What version of NX/UG did you move from when you upgraded to NX 5.0?
Our longterm trend has been to move, in this case the Edit -> Face commands, over to either the Synchronous Modeling (AKA, Direct Modeling) or to a more appropriate Insert -> category, when these functions were updated as fully supported Features.
If you were to look at this from the viewpoint of a new customer you can see how the old locations would be seen as totally illogical.
And before anyone makes a comment about which group we should focus on, new customers or legacy users, this was why we implemented the 'Command Finder' in the first place since it will be of particular value to existing users who may know the name of the command but does not recall or know were it's now located. Also we have changed the names of certain functions to better comply with standard industry nomenclature so the Command Finder is also setup to find the renamed functions when you enter the legacy name, such as 'Taper' versus 'Draft', 'Hollow' versus 'Shell' , 'Blank' versus 'Hide', 'Unblank' versus 'Show', etc.
And speaking of 'Legacy Users', it was
32 years ago this week that I came out to United Computing in Carson, CA for my first Unigraphics class.
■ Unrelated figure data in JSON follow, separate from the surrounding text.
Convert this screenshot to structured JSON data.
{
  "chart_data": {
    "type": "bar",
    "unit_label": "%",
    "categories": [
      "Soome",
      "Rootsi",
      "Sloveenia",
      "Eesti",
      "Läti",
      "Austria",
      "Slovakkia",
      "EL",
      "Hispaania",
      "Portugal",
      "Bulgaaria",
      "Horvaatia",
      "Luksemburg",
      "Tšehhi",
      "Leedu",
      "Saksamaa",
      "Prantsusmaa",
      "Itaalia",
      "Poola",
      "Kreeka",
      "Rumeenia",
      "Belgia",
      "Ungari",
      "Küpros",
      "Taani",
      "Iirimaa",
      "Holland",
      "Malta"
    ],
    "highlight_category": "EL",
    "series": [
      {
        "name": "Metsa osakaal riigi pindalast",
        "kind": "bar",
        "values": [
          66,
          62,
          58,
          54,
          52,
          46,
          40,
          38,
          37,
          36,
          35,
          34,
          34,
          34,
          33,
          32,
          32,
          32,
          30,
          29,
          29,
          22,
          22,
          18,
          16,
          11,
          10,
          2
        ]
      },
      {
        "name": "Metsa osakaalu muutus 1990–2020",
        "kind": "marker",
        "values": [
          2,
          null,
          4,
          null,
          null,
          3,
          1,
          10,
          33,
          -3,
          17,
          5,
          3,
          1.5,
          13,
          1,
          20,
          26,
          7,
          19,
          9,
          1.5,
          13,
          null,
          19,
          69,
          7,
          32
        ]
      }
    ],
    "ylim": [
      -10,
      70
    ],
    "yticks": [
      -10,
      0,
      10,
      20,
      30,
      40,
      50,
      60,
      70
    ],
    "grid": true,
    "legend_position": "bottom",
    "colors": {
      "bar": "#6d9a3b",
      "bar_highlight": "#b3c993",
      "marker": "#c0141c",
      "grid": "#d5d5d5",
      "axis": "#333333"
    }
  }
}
When I walked into class on that warm August morning, I was about as 'cold' as one could get with respect to what we were getting ourselves into since I was on vacation when the United sales people came to our facility in Saginaw, MI and made their presentations about Unigraphics and exactly what it was that this new technology called "CAD/CAM" could do for us.
The day after I got back to the office from vacation (which BTW was to California), my boss called me to his office and informed me that I would be going to California in 2 weeks to take a class in this new "CAD/CAM stuff", which he was not all that enthusiastic about, but for which the decision to buy had already been made by our corporate people in the UK, and so he was just making sure that his department got their money's worth. However, he didn't hold much future for it since as he described it,
"It only has a 19" screen and most of our parts are larger than that."
We have sure come a long long way since 1977... ;-)
John R. Baker, P.E.
Product 'Evangelist'
Product Design Solutions
Siemens PLM Software Inc.
Industry Sector
Cypress, CA
To an Engineer, the glass is twice as big as it needs to be.